Super climber! I’m not at all athletic and have always admired premier athletes whose skill in their sport is a different kind of artistry. I took up climbing a few years ago and have developed a deep appreciation for the physical and mental strength, technique, strategy, and sheer bravery that’s required to excel in the sport (all of which I’m sorely lacking). I think some of the top-level climbers are as close to real-life superheroes as you can get!
Excerpt from The Whole Animal
We used to joke that we’d all gotten fat after only a few months of working at the Belleville Mall Starbucks. “The Frappuccino fifteen,” we called it. My drink of choice eventually became an iced quadruple-venti two-pump-valencia non-fat light-ice Americano Misto. I had many reasons to hate myself.
One of them was a guy named Guy. We’d work tandem on bar during the rushes after movies, him steaming and me pulling shots and calling out drinks like tongue twisters, the two of us gliding around each other to pump syrups, drizzle caramel, hip check the fridge door, wipe the steaming wands, blow out the old milk with a sharp hiss of air. It was sexy, in a way, to work so seamlessly together, anticipating the movements of each other’s bodies. Nothing was sexy, however, about Guy. Picture him cinched in that green apron, pear-shaped, nasal-voiced, and perpetually sweaty, in contrast to the aloof, tortoiseshell-framed faces of the university student hipsters that dominated our branch. Guy was the oldest of us all, somewhere in his mid-thirties.
But he and I were the only two men at the branch, and we bonded over our love of The Simpsons, throwing out quotations and references like inside jokes, at which the other baristas would roll their eyes. “Kippers for breakfast, Aunt Helga?” I’d say, and Guy would return with, “Is it St. Swithin’s Day already?” echoing my bad cockney accent.
He mistook it all for flirting. I don’t know, maybe it was, but I was twenty-two and therefore oblivious to my ability to control the things I said and did for the sake of others.
Somehow, I’d seen Guy as asexual, devoid of human desire, simply because I found him in no way attractive.
When do we stop regretting the people we once were?
Another reason was Kevin Bombardo. I can still picture him perfectly, his sandy bowl cut and dusty coveralls, pushing his custodian’s cart across the food court, the wheels thrumming against the tiles. I’d watch him roll on past as I waited in line at the Pita Pit for my spicy Greek.
“How’s life treating you today, Kevin?” I’d say.
“Like a dirty diaper,” he’d groan every time, without fail.
“I hear ya,” I’d reply, as if he and I shared the same life.
Truth: Kevin was a daily source of amusement among the baristas. I wasn’t the only one who sought him out during my breaks so that I’d have the funniest story to tell about what crazy thing Kevin did today.

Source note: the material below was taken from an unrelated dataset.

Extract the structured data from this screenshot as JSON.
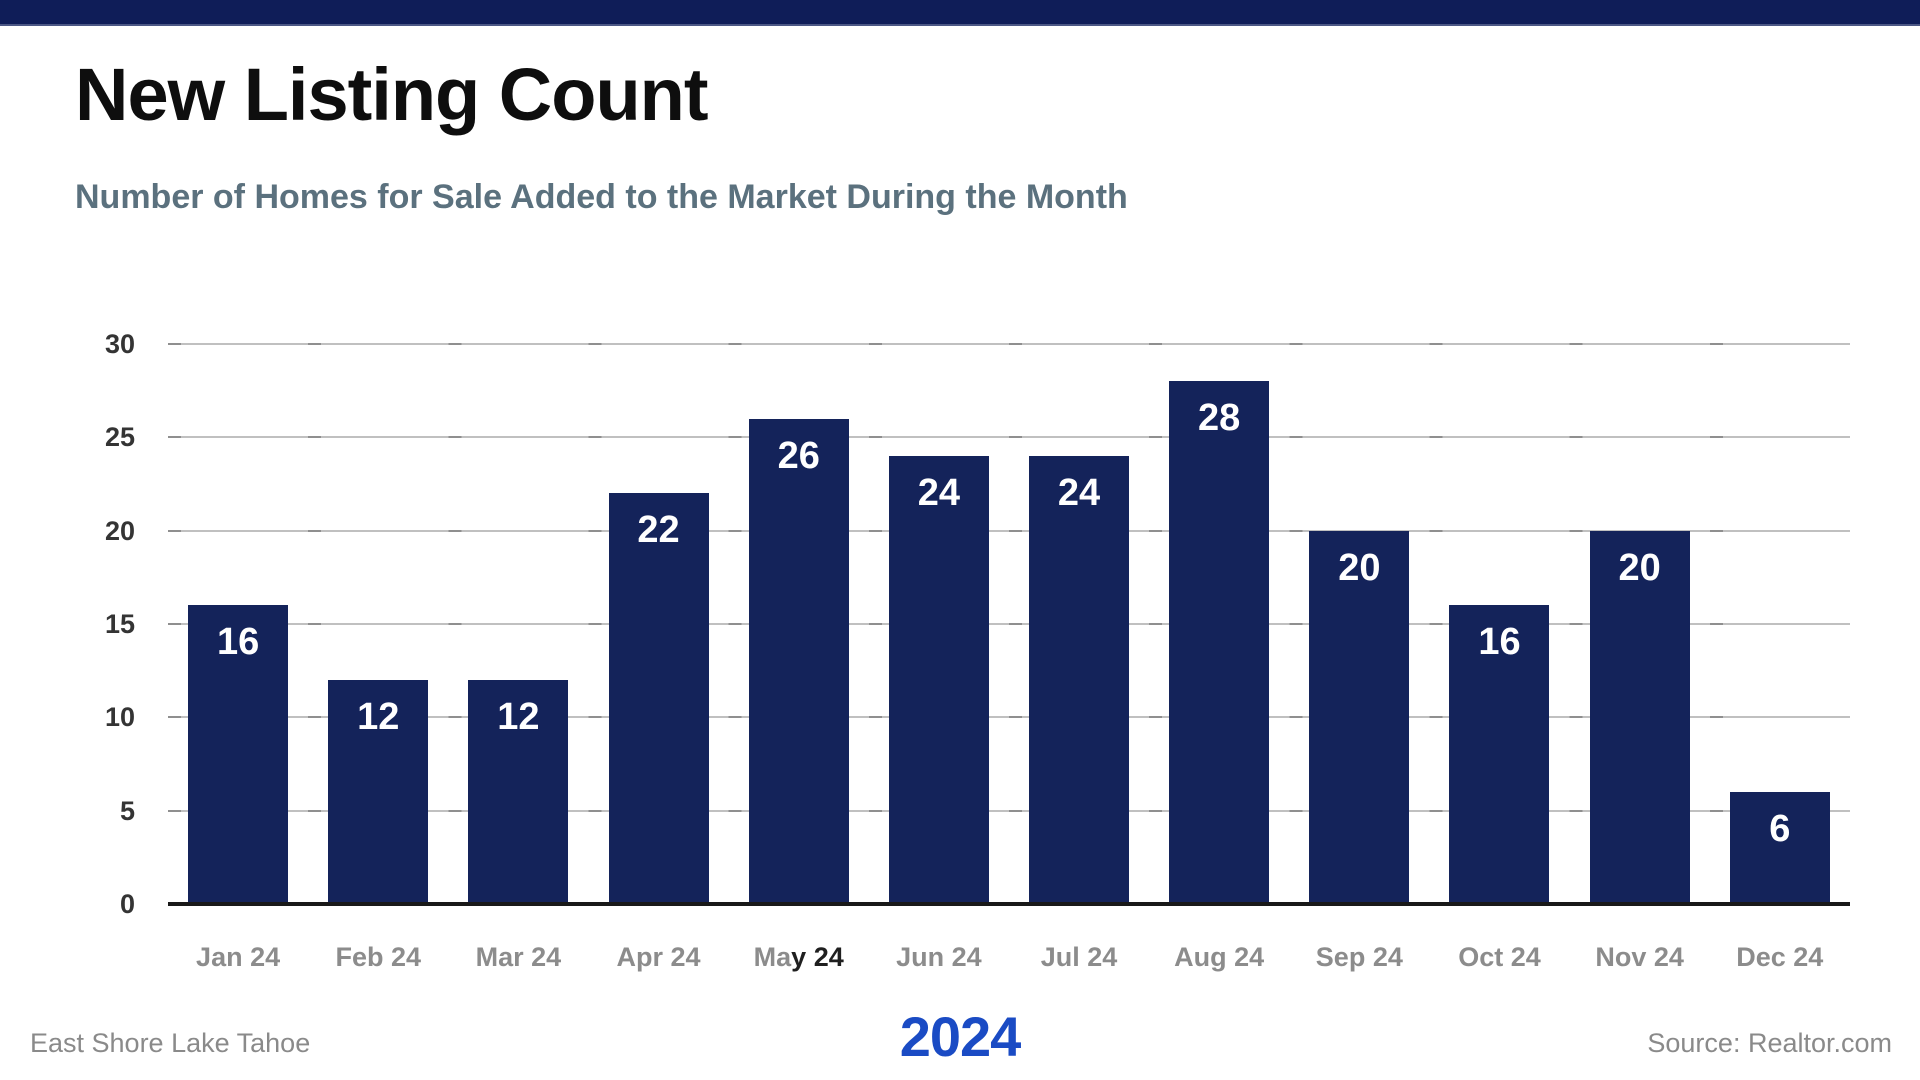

He ate a crust from someone’s abandoned sandwich! He chased after an escaped toy poodle and caught it in an empty mayo tub! He rolled over the toes of a lady’s shoes with his cart and then tried to polish them with his Windex! Our revelling led to the rumour that Kevin was an “idiot savant,” though no one really seemed to know what his gift was. Claire guessed he was a numbers whiz, like Rain Man. Heather said he was a chess grandmaster. Everyone seemed to agree that he was homeless, or at least a drifter of sorts.
Why? Maybe it was something about his face, the deep lines carved in his forehead, the shoe- shine of his skin, or the way he moved as though dragging an invisible weight behind him that made him seem time worn and battered, even though he was not old. Or maybe it was simply his imperviousness to judgment that forced us to classify him in a realm of society that was the furthest from our own we could imagine.